We also asked if our faculty have heard any ghost stories relating to Darlington and our campus:

“Not sure I really believe in ghosts, but working late one night alone in Sydenham Hall, I had the strangest sensation that I wasn’t alone. The movement down the hall from my office startled me and when I called out, no one was there. I got a cold chill and quickly decided that whatever I was working on could wait until tomorrow.” – Vicki Vincent  

“Apparently, many, many years ago, a student committed suicide on the third floor of Sydenham Hall and his ghost still visits at night. I have been in that building alone at night and heard the thumps coming from the third floor.” – Jan Harrison

“There are stories from students and staff who have lived in the oldest of the girls’ dorms at Darlington. In the past, ‘Maggie the Ghost’ has spoken to staff children and things have gotten bumped in the night in past school years. One staff mother many years ago actually says she saw the ghost talking to her son.” – Chris Allen

“Thornwood, the old, white house at the old lower school, was built by Alfred Shorter and Martha Harper Baldwin in the 1850’s.

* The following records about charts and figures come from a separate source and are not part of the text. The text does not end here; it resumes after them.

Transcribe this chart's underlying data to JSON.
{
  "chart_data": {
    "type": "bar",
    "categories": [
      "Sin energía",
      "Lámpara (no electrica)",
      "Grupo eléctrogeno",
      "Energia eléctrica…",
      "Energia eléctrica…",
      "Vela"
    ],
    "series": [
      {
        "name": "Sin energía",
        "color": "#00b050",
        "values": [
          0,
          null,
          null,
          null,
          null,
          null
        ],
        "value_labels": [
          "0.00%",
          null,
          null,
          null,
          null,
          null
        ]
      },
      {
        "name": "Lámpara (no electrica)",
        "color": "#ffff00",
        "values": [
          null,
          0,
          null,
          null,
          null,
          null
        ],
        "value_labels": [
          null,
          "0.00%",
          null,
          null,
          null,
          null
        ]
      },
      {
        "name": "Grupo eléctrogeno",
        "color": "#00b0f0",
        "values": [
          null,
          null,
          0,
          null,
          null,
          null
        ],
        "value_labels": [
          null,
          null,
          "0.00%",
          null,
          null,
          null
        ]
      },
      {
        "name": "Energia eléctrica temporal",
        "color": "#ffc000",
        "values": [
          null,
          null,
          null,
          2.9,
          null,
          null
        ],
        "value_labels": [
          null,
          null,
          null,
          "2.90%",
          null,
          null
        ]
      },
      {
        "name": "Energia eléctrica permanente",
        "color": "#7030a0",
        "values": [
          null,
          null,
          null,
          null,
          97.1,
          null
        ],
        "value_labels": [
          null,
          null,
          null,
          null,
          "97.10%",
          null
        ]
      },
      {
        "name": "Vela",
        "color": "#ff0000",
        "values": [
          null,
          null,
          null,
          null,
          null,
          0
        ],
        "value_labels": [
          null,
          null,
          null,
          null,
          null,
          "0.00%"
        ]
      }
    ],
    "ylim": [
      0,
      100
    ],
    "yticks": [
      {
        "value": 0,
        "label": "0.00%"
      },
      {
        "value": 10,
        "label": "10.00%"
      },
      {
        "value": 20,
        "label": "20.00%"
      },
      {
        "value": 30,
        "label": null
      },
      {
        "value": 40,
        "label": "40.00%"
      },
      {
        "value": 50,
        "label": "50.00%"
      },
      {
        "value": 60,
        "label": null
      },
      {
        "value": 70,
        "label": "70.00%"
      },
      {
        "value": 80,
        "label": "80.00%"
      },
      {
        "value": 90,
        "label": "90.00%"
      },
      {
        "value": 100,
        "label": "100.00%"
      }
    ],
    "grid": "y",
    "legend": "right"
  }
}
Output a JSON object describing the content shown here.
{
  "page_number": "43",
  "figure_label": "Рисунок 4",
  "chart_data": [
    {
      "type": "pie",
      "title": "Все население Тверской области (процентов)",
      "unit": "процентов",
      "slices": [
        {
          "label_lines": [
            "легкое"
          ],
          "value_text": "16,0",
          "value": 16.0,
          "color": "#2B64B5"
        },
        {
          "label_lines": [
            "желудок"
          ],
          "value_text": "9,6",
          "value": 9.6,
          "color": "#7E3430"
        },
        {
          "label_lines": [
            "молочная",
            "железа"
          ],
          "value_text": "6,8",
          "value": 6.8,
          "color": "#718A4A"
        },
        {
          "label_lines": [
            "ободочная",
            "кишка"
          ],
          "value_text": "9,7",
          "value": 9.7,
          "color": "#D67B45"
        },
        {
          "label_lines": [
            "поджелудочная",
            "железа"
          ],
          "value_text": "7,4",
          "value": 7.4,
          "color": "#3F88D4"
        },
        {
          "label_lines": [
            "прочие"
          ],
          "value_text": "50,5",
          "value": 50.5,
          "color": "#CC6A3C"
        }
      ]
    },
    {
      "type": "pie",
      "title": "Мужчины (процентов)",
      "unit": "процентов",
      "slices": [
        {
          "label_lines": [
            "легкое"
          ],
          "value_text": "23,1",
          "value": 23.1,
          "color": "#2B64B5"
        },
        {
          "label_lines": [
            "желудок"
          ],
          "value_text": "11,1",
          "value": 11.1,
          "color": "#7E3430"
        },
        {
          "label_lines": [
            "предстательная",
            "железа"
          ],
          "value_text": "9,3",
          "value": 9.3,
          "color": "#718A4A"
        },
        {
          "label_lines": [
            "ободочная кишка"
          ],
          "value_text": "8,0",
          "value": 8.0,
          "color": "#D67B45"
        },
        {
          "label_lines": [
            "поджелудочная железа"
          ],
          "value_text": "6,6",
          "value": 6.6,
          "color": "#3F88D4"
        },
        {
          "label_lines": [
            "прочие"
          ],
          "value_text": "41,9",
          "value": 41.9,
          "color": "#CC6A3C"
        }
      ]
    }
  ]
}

Well, the Civil War broke out and the Union used this house as a hospital (it wasn’t burned by Sherman’s march through the South). After moving away for refuge following the war, the Shorters moved back into the house to go on with their lives. Since Martha couldn’t provide any children, they took in their nephew, Charles Harper, and their niece, Martha Harper. One stormy night, Martha Harper, was awoken by a sound coming from the attic of the old, creaking house. She climbed three of the staircases in candlelight, towards the attic. There was nothing in the main attic, but she noticed a little door off to the side in the midnight darkness. She opened the door and raised her candle to find dead, Union soldiers lying on the wooden floor covered in blood. They were either forgotten or abandoned after the war. Martha dropped the candle, unable to scream or breathe, and sprinted through the attic. As she ran down the attic steps, she slipped and fell over the railing, falling three floors all the way into a chandelier; her neck instantly snapped. Her death was silent, but still painful and horrible. Her family did not find her body until the morning where it was still swinging on the chandelier. Multiple encounters have come up between other buyers, Thornwood School students, and teachers at Darlington Lower School. Whether the encounters be Martha, or one of the many soldiers who died in that house, is unknown.” – Tommy Atha

There seems to be a lot of versions of that Martha story. Some people say that the little girl heard her father coming home from the war, and got excited, causing her to fall over the balcony. Others say that she got mad at her father for not allowing her to date and fell down the stairs. Either way, it’s still scary to think about.

We hope you enjoyed our collection of scary, not-so-scary, and funny ghost stories. Also a thanks for those did send in any ghost stories, we enjoyed reading them all. Please feel free to share with your friends and family about these ghost stories and at late night bonfires.